23 anos ingénuos, passados como se aos 18 fosse idade de casar, aos 20, de ser mãe e aos 23, idade de ficar por casa na lida doméstica.
Já não as julgava assim. Desta raça de campo, em saias de pregas e filhos com bochechas vermelhas das correrias pelos montes, do ar puro do campo, na liberdade rara dos dias de hoje... porém os tempos são outros e em tempos de crise não se pode escolher... Os 23 anos de vida, parecendo 40, estão agora à minha frente, num qualquer lugar da cidade grande, a trabalhar para sustentar a família. Aos 18 casou, aos 20 não foi mãe porque os filhos já não se alimentam de ar e de vento, nem sequer das carnes da matança do porco ou das galinhas de campo... Hoje há a gripe das aves, as toxinas nos porcos, a ASAE... e o ar? Esse tornou-se cada vez menos puro e mais cinzento...
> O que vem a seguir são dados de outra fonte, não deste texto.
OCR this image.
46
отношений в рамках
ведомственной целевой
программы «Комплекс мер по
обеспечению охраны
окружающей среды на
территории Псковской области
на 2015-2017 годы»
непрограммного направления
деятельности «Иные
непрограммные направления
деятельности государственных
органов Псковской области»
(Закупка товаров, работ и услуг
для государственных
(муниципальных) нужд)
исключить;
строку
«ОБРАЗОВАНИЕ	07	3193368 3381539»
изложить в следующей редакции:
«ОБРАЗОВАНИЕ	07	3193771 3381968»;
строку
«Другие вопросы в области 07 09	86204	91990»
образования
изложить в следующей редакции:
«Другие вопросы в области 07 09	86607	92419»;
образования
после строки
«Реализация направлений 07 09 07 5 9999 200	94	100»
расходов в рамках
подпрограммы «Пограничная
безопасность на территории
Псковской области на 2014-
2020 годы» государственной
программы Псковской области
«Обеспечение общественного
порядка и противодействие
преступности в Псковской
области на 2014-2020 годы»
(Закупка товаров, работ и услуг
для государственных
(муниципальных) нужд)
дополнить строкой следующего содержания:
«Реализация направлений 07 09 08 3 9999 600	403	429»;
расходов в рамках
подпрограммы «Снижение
Por isso mesmo ela vem todos os dias na camioneta madrugadora e velha para mais um dia de trabalho... ingénua, inocente, calma e com cara de santa, imaculada e sem sombra sequer, de sombra para os olhos ou brilho nos lábios. Penica o pão-de-ló da sogra, cozido em forno de pedra e bebe café como eu bebo água... vício da cidade, adquirido anos antes, na 1ª vez que pisou a calçada portuguesa... No entretanto, a corromper a sua imagem e ser, a cara de menina enche-se de rugas e manchas vermelhas, a saliva forma-se em grandes quantidades e subitamente, explode em 1001 palavrões que nem consigo pronunciar... seguidos, sem pausa para respirar e eu acredito que se existissem pratos perto dela, voariam em todas as direcções numa espécie de "salve-se quem puder"... E é isto que não gosto... a transformação do ser em algo tão comum... a corrupção das vidas, o deslargar das tradições, o corte com o passado... o efeito negro da cidade, na brancura da pureza campestre... E aí, acaba-se o dia, horas mais velha, anos mais mal passados, um cabelo branco a mais que salta no meio de tantos outros... amanhã... amanhã é dia de mais do mesmo.